Dudaktan bir çıkmaya görsün o söz, döner dolaşır gelir ve sahibini vurur!
Güm!..
“Ben demedim” demek anlamsızdır bu noktadan itibaren.
Söz çıkmıştır.
Gitmiştir.
Dolanmıştır.
Turlamıştır.
Eklemeler ve çıkarmalar yapılmıştır.
Belki mavi kırmızı olarak dönüş yapmış da olabilir ama;
Söz sözdür.
Geriye dönmüştür.
Gidişi “sır”dı, dönüşü ise orta malıdır.
Şuradan buyurun…
Sır ne demek?
Bir bireyin öz benliğinde saklı tutulup kalabilen.

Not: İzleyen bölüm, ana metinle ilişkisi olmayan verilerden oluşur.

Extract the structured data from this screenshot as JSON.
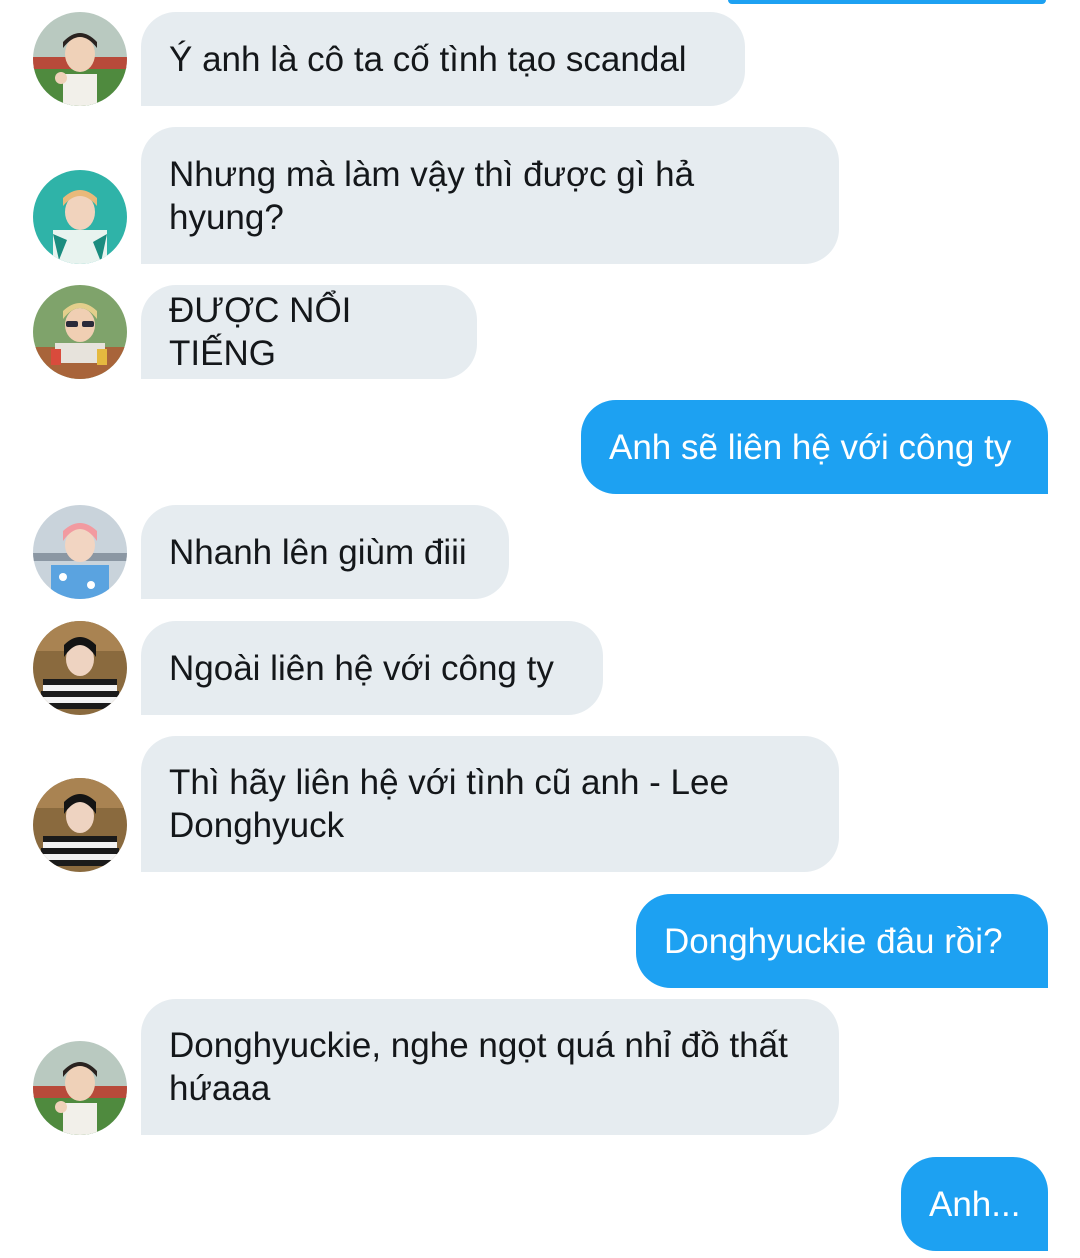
{
  "messages": [
    {
      "side": "in",
      "avatar": "avatar-boy-field",
      "text": "Ý anh là cô ta cố tình tạo scandal"
    },
    {
      "side": "in",
      "avatar": "avatar-boy-teal",
      "text": "Nhưng mà làm vậy thì được gì hả\nhyung?"
    },
    {
      "side": "in",
      "avatar": "avatar-boy-blonde-sunglasses",
      "text": "ĐƯỢC NỔI TIẾNG"
    },
    {
      "side": "out",
      "text": "Anh sẽ liên hệ với công ty"
    },
    {
      "side": "in",
      "avatar": "avatar-boy-pink-hair",
      "text": "Nhanh lên giùm điii"
    },
    {
      "side": "in",
      "avatar": "avatar-boy-striped",
      "text": "Ngoài liên hệ với công ty"
    },
    {
      "side": "in",
      "avatar": "avatar-boy-striped",
      "text": "Thì hãy liên hệ với tình cũ anh - Lee\nDonghyuck"
    },
    {
      "side": "out",
      "text": "Donghyuckie đâu rồi?"
    },
    {
      "side": "in",
      "avatar": "avatar-boy-field",
      "text": "Donghyuckie, nghe ngọt quá nhỉ đồ thất\nhứaaa"
    },
    {
      "side": "out",
      "text": "Anh..."
    }
  ],
  "colors": {
    "incoming_bubble": "#e6ecf0",
    "outgoing_bubble": "#1da1f2",
    "incoming_text": "#14171a",
    "outgoing_text": "#ffffff"
  }
}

Ne zaman ki, bir en güvendiği dahi olsa iki olur o an sır yoktur.
Sır ortaktır.
Bir rakamının ikiye dönmesinin bedelidir bu.
Ağırdır.
Ödemesi çok zordur.
Ağırdır.
Acıdır…
“Söyleme dostuna, söyler dostuna” sözünü boşuna söylenmemiş atalarımız tarafından. Öyle söylenmiş ki, üzerinden asırlar da geçse çok tazedir.
Sıcaktır.
Nemlidir.
Boğucudur.
Okun yaydan çıkmasından başka bir şekli de yoktur.
Fırlamıştır çünkü.
Gidecek.
Gittiği yerde de bir yeri vuracak…
Diyeceksiniz ki, “dilinin altında bir şey var” diye.
Olabilir de, olmayabilir de…
“Kızım sana söylüyorum gelinim sen anla.”
Kız kim gelin kim?
Merhum Kaymakam Mehmet Ulvi Ezgü’yü bilip hatırlayanınız var mı?
Bilip tanıyanlardanım.
O kaymakamın en büyük sırrını da kamuoyuna açıklayanım.
Ulvi Ezgü’nün ailesinin dahi bilmediği sırrı öldüğünde ödenti makbuzları ortaya çıktığında öğrenilmişti.
Merhum kaymakam; bir şehit polis çocuğunu okutmak istiyor. Vakfa başvuruyor. Çocuğun adını ve banka hesap numaralarını aldıktan sonra her ay yeterli miktarda parayı maaşından yatırarak gönül hizmeti yapıyor.
İşin en çarpıcı yanı ise; üniversite öğrencisi genç kendisini kimin okuttuğunu bilmiyor, tanımıyor.
Ne kadar onurlu.
Anlamlı.
Erdemli bir davranış…
İyilikler sır kaldığında anlamına yakışıyor.
Yoksa ayağa düşüyor ki, o iyiliği yapanın şımarıklığının bir anması olarak ortaya seriliyor.
İşte önümüz Ramazan.
Bu kutsal ayda da bir çok şımarık ortaya çıkacak ve yardım kolileri üzerinden siyaset bile yapacak.
Sır tutamayacak.
Yardımlaşma kültürünün canına okuyacak.
Ne diyelim; yoksulluğun gözü kör olsun.